As my view is very bearish for the near future, I have been shopping around for positive data points, potential surprises on the upside, or at least something that shows that it is not as bad as it seems. Most of the points I present concern the American economy, but with a diminishing decoupling story we are all on our toes for what happens in the US. If you don’t believe me, look at Friday’s OMX graph around 12:30 when GE came to the altar.
§ Asset managers are still positive, emphasizing value and assuring investors that they will be wealthier two or three years from now if they buy today. But mind you, they already have a lot of skin in the game, and would be brainless not to advise buying. 3-5-10y annual performance starts to look pretty awful for many mutual fund managers.
§ Inflation might not be as bad after all. The huge spread between CPI and core CPI, excluding food and gas, shows us that other factors, as labor cost, stay still. And they’re not likely to surge in the near future as jobs are cut across the board. Moreover, the CEO of Swedish (?) furniture retailer IKEA announced price cuts, and as the dollar weakens others are bound to follow. Since this is supposed to be good news, we don’t mention what this might do to earnings.

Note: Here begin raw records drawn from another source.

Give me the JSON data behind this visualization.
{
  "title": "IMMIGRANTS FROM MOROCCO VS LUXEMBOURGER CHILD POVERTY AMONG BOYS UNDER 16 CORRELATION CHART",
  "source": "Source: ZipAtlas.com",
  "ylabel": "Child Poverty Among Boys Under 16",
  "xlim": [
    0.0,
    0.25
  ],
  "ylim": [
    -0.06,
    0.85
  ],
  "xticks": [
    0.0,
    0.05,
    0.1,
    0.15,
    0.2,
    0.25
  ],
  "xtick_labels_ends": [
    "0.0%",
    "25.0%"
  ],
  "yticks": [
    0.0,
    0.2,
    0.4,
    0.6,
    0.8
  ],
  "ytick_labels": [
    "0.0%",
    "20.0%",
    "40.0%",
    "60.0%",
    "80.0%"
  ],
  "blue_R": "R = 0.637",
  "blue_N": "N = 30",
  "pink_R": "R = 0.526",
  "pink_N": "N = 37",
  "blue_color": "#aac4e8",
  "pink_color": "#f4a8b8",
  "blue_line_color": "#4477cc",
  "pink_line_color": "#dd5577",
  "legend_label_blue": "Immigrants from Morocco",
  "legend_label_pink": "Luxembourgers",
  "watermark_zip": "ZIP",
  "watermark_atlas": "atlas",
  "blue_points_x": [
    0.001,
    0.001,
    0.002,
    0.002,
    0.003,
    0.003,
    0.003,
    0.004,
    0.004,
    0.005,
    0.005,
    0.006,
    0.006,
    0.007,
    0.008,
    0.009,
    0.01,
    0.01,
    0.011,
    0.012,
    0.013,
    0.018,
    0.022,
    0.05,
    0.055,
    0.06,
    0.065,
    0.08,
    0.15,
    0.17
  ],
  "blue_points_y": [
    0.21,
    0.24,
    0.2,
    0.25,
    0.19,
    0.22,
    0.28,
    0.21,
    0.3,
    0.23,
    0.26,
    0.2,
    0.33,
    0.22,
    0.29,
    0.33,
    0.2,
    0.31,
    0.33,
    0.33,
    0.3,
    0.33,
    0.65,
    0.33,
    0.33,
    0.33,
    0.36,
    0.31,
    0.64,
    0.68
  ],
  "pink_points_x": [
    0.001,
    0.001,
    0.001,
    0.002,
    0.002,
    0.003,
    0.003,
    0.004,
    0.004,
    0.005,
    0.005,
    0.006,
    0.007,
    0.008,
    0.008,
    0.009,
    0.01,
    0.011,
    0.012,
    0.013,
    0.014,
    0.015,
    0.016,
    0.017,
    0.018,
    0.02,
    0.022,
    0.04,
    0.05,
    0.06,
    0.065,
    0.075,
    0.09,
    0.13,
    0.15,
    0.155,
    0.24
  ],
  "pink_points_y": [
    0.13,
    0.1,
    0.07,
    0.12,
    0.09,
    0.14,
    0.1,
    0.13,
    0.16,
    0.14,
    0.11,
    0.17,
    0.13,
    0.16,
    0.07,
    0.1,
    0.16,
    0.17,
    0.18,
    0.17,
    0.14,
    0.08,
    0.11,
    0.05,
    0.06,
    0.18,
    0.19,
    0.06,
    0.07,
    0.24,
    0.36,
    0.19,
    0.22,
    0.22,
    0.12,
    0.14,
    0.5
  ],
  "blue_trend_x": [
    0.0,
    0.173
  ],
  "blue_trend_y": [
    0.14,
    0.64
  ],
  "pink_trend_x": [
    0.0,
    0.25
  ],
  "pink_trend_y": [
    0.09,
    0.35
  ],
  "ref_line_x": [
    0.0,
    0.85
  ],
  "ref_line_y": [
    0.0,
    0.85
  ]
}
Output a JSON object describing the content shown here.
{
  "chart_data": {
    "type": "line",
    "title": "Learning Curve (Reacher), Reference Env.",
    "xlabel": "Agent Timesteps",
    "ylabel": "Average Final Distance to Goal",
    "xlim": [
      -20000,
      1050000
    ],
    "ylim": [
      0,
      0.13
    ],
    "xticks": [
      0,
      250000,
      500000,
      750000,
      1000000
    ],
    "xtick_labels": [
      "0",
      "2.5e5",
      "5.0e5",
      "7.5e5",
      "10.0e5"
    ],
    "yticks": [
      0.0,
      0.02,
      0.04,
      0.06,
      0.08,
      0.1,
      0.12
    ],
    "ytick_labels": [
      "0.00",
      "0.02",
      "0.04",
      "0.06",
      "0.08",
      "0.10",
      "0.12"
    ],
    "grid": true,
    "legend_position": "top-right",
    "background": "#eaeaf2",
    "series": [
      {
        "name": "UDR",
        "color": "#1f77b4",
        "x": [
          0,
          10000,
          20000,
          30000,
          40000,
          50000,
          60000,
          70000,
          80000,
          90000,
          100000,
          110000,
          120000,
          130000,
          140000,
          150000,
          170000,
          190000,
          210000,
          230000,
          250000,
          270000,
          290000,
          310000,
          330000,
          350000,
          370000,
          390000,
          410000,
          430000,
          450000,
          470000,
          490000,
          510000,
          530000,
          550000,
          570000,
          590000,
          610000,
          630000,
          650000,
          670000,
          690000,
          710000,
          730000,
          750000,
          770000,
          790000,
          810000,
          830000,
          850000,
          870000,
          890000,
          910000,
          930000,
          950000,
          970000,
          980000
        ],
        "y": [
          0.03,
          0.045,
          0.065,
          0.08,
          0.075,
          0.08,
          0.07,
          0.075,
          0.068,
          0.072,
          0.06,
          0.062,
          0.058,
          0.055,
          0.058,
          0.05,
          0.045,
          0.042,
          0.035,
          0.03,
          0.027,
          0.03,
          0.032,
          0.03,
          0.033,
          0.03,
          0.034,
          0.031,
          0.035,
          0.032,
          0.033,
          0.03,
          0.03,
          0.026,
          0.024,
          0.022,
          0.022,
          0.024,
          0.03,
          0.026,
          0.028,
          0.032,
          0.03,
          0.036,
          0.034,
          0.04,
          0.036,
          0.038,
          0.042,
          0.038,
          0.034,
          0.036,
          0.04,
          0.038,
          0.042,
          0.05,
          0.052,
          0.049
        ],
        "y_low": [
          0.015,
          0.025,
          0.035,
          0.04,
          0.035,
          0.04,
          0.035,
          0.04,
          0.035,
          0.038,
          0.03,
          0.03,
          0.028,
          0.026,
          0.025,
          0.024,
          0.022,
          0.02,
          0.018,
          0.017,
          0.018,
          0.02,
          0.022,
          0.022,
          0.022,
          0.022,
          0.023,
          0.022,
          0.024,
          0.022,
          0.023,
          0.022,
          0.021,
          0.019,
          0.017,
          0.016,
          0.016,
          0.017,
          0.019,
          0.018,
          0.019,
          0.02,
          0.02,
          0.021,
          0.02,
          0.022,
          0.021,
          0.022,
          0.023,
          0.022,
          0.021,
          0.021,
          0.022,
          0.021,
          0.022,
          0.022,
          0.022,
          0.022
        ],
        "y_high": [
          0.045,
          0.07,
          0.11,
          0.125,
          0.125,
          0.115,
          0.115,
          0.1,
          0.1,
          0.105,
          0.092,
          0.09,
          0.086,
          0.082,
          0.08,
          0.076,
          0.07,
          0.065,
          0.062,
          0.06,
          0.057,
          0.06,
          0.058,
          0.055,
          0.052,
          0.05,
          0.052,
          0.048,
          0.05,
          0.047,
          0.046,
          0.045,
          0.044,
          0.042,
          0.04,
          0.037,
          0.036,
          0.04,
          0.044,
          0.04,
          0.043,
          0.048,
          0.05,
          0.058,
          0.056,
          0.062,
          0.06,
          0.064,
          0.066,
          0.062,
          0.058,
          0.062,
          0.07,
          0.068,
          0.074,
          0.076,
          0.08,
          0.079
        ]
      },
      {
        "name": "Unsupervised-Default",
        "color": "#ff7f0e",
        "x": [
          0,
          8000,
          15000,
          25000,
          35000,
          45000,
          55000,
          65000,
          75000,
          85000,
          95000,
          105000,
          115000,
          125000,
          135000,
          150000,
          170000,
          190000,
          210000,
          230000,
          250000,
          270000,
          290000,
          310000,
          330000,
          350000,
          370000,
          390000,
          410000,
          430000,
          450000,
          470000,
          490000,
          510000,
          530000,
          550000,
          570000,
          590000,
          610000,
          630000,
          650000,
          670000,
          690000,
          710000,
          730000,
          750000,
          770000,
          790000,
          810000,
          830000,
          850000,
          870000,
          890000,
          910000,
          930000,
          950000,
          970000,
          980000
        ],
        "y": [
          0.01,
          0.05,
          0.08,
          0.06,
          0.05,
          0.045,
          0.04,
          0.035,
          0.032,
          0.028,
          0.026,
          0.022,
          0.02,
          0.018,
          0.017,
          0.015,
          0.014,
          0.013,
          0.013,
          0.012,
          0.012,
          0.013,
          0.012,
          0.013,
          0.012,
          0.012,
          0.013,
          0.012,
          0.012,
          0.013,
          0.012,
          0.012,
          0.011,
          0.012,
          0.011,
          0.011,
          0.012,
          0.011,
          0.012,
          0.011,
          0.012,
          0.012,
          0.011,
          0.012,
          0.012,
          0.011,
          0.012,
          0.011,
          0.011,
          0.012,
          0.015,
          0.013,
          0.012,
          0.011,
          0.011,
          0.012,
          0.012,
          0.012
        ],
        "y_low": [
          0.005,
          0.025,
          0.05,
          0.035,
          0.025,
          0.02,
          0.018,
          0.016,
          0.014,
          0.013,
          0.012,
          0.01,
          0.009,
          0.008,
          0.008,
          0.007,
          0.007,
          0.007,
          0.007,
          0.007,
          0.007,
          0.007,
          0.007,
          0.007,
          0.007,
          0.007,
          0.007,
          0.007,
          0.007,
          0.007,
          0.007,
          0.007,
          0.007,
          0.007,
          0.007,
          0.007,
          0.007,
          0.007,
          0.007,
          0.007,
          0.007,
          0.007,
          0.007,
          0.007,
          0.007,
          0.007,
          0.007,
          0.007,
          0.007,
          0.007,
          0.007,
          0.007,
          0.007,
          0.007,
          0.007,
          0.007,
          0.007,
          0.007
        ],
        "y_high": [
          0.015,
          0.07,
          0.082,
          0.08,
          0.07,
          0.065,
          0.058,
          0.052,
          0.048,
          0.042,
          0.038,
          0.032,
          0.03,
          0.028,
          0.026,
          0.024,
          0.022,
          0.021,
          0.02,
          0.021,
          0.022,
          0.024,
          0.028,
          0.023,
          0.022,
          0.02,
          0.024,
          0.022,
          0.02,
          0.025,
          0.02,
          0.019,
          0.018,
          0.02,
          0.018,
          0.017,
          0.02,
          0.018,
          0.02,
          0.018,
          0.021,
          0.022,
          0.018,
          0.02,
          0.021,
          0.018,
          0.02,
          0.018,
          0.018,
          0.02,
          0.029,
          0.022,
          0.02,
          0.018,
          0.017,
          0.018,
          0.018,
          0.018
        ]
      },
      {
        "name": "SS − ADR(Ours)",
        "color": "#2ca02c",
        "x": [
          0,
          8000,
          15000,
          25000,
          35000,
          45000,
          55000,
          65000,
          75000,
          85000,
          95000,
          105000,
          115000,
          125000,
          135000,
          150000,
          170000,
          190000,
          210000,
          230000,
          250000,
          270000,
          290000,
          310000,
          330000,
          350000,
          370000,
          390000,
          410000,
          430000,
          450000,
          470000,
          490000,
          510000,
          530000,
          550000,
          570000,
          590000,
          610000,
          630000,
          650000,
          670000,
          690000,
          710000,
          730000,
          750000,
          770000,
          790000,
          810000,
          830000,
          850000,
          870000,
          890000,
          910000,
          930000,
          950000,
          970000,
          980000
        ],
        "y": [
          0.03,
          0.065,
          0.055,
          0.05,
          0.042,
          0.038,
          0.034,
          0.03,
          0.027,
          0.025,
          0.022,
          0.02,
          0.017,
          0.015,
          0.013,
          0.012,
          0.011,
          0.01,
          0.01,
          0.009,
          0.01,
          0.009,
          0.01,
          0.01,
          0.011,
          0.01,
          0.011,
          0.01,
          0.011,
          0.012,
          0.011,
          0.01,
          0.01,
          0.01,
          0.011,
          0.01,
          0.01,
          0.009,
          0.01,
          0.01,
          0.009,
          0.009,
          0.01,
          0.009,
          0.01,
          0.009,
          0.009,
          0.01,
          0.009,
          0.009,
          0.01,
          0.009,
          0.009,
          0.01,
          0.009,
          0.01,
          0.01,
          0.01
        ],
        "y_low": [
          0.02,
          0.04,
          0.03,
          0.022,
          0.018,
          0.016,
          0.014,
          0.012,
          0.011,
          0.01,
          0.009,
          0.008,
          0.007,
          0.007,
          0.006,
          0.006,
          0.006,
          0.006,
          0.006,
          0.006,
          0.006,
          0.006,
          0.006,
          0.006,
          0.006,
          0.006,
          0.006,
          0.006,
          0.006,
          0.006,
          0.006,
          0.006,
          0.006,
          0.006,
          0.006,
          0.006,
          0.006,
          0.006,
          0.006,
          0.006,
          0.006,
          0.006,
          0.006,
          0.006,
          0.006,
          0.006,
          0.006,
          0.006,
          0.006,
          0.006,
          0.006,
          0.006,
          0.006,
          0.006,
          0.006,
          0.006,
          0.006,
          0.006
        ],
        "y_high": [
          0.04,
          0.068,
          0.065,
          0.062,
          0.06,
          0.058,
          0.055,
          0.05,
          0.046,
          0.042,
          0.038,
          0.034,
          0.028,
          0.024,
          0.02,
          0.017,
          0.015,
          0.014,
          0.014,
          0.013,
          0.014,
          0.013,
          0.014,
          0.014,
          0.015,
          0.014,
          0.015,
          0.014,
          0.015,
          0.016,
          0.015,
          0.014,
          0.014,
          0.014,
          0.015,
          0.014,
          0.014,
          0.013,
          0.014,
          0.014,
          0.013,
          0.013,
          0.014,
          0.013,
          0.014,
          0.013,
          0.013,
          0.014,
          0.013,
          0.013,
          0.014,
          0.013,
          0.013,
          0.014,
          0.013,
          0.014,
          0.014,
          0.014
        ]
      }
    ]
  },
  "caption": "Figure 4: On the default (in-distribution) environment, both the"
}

§ US exporters can’t find containers to ship their exports. As the dollar weakens, US are lowering imports and other countries go bargain hunting. Soon we may see US companies “in-sourcing” production and later on move it back home, this may be good news for our forward looking markets. Even badly hurt automakers GM, Ford, Chrysler say they see great opportunities in foreign markets.
§ Hedge funds can’t go any shorter. With the ongoing deleveraging and bad Q1 performance, many managers are likely to be very nervous, and keep their fingers close to the buy-to-cover button. If anything, this may cause a huge rally. My belief is that this is one of the reasons for the low volume lately; Hedge funds are positioned, and not likely to change their view anytime soon. Thus lower activity.
And for the bad news? Just about everything else. As asset managers have an incentive to stay bullish, economists do not have one to be bearish; but they all are. Big Ben and the IMF have already told us their view, this week Marty Feldstein from the National Bureau of Economic Research joined them in saying that we’ve been in a recession for some time now. As we all have had our hands full with the credit crisis, the recession has not yet (until Friday) had the impact on the markets it is likely to have.
I will be back with more of the bad news, until then I recommend XACT bear, or puts, either on OMX30, or on optional large cap. I believe we have a few tough weeks ahead of us, but for those of you interested in shorter trades there will be potential rallies with every positive report; thus keep your eyes and ears open. Meanwhile, buy something nice from H&M’s new Marimekko line, if Q2 sales disappoints we may go all the way down the basement….again.